James Bertakis was boating on the Intercoastal Waterway yesterday, near his home in Lighthouse Point, Florida, when a 5 foot (1.5 meter) wide, 30 lb. (13.6 kg.) spotted eagle ray Aetobatus narinari jumped into the 16 foot (5 meter) boat.
When Bertakis attempted to throw the ray back into the water, it lashed out with its tail and planted a venemous barb in his chest, puncturing his lung. Surgeons successfully removed the barb, but a fragment is believed to have migrated to the victim’s heart.
The Sun-Sentinel reports:
After five hours of heart surgery and a three-hour operation in the afternoon to remove his spleen, Bertakis improved to critical but stable condition at Broward General Medical Center’s intensive-care unit, said Dr. Eugene Costantini. “His heart is functioning well, his lungs are functioning well,” Costantini said. “God willing, he’ll survive this.”..
Costantini said doctors repaired puncture wounds in Bertakis’ heart after the barb entered the left side, pierced the septum separating the two chambers of the heart and then bore through the right side.
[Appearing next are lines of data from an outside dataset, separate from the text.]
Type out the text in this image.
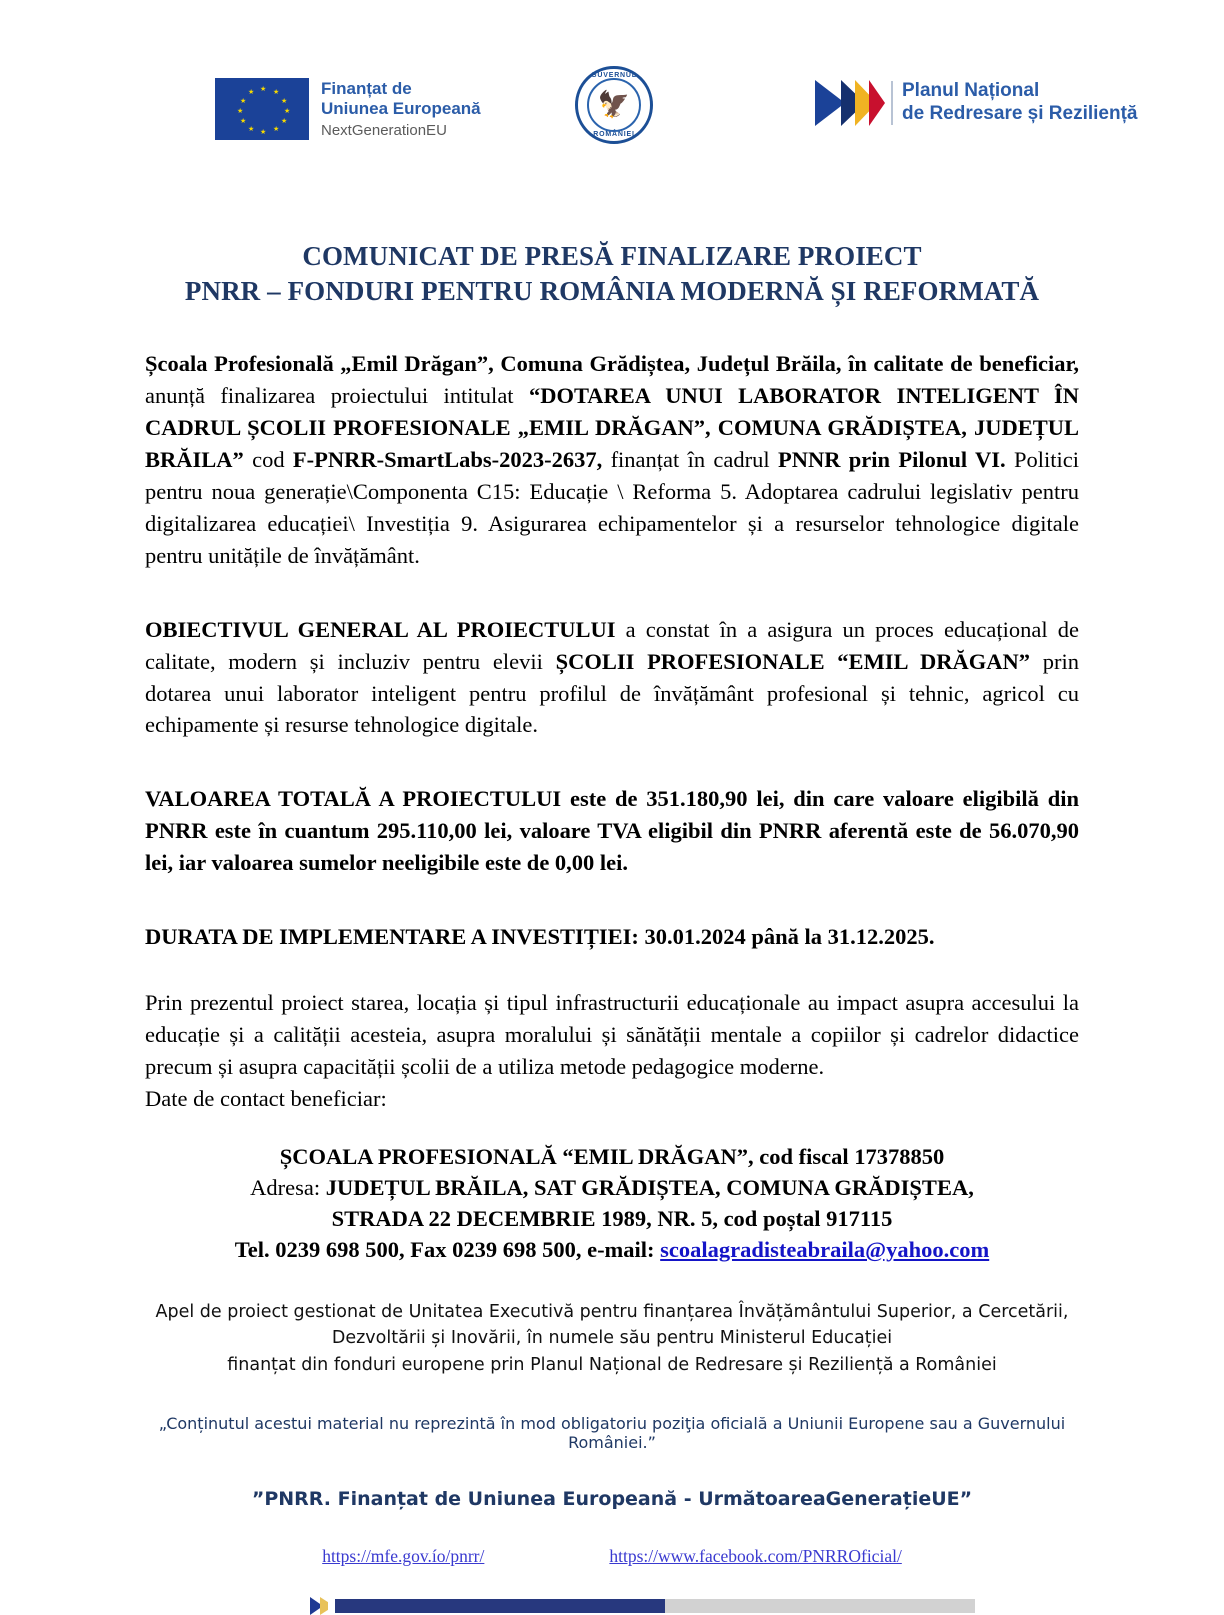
★ ★
★
★
★
★
★
★
★
★
★
★	Finanțat de
Uniunea Europeană
NextGenerationEU
GUVERNUL
🦅
ROMÂNIEI
Planul Național
de Redresare și Reziliență
COMUNICAT DE PRESĂ FINALIZARE PROIECT
PNRR – FONDURI PENTRU ROMÂNIA MODERNĂ ȘI REFORMATĂ

Școala Profesională „Emil Drăgan”, Comuna Grădiștea, Județul Brăila, în calitate de beneficiar, anunță finalizarea proiectului intitulat “DOTAREA UNUI LABORATOR INTELIGENT ÎN CADRUL ȘCOLII PROFESIONALE „EMIL DRĂGAN”, COMUNA GRĂDIȘTEA, JUDEȚUL BRĂILA” cod F-PNRR-SmartLabs-2023-2637, finanțat în cadrul PNNR prin Pilonul VI. Politici pentru noua generație\Componenta C15: Educație \ Reforma 5. Adoptarea cadrului legislativ pentru digitalizarea educației\ Investiția 9. Asigurarea echipamentelor și a resurselor tehnologice digitale pentru unitățile de învățământ.

OBIECTIVUL GENERAL AL PROIECTULUI a constat în a asigura un proces educațional de calitate, modern și incluziv pentru elevii ȘCOLII PROFESIONALE “EMIL DRĂGAN” prin dotarea unui laborator inteligent pentru profilul de învățământ profesional și tehnic, agricol cu echipamente și resurse tehnologice digitale.

VALOAREA TOTALĂ A PROIECTULUI este de 351.180,90 lei, din care valoare eligibilă din PNRR este în cuantum 295.110,00 lei, valoare TVA eligibil din PNRR aferentă este de 56.070,90 lei, iar valoarea sumelor neeligibile este de 0,00 lei.

DURATA DE IMPLEMENTARE A INVESTIȚIEI: 30.01.2024 până la 31.12.2025.

Prin prezentul proiect starea, locația și tipul infrastructurii educaționale au impact asupra accesului la educație și a calității acesteia, asupra moralului și sănătății mentale a copiilor și cadrelor didactice precum și asupra capacității școlii de a utiliza metode pedagogice moderne.

Date de contact beneficiar:

ȘCOALA PROFESIONALĂ “EMIL DRĂGAN”, cod fiscal 17378850
Adresa: JUDEȚUL BRĂILA, SAT GRĂDIȘTEA, COMUNA GRĂDIȘTEA,
STRADA 22 DECEMBRIE 1989, NR. 5, cod poștal 917115
Tel. 0239 698 500, Fax 0239 698 500, e-mail: scoalagradisteabraila@yahoo.com
Apel de proiect gestionat de Unitatea Executivă pentru finanțarea Învățământului Superior, a Cercetării,
Dezvoltării și Inovării, în numele său pentru Ministerul Educației
finanțat din fonduri europene prin Planul Național de Redresare și Reziliență a României
„Conținutul acestui material nu reprezintă în mod obligatoriu poziţia oficială a Uniunii Europene sau a Guvernului României.”
”PNRR. Finanțat de Uniunea Europeană - UrmătoareaGenerațieUE”
https://mfe.gov.ío/pnrr/	https://www.facebook.com/PNRROficial/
Doctors saw the barb sticking out of his heart when they began surgery, he said, and pulled it through. They will now monitor Bertakis’ heart, lungs and kidneys.
Doctors removed Bertakis’ spleen as a precaution after tests showed possible internal bleeding, Costantini said Thursday night. He added that in addition to sedatives, Bertakis was also on antibiotics to fight possible infection from marine bacteria. Bertakis was unconscious throughout Thursday, the doctor said…
Costantini said that in 20 years, he has never pulled a stingray barb from a man’s heart.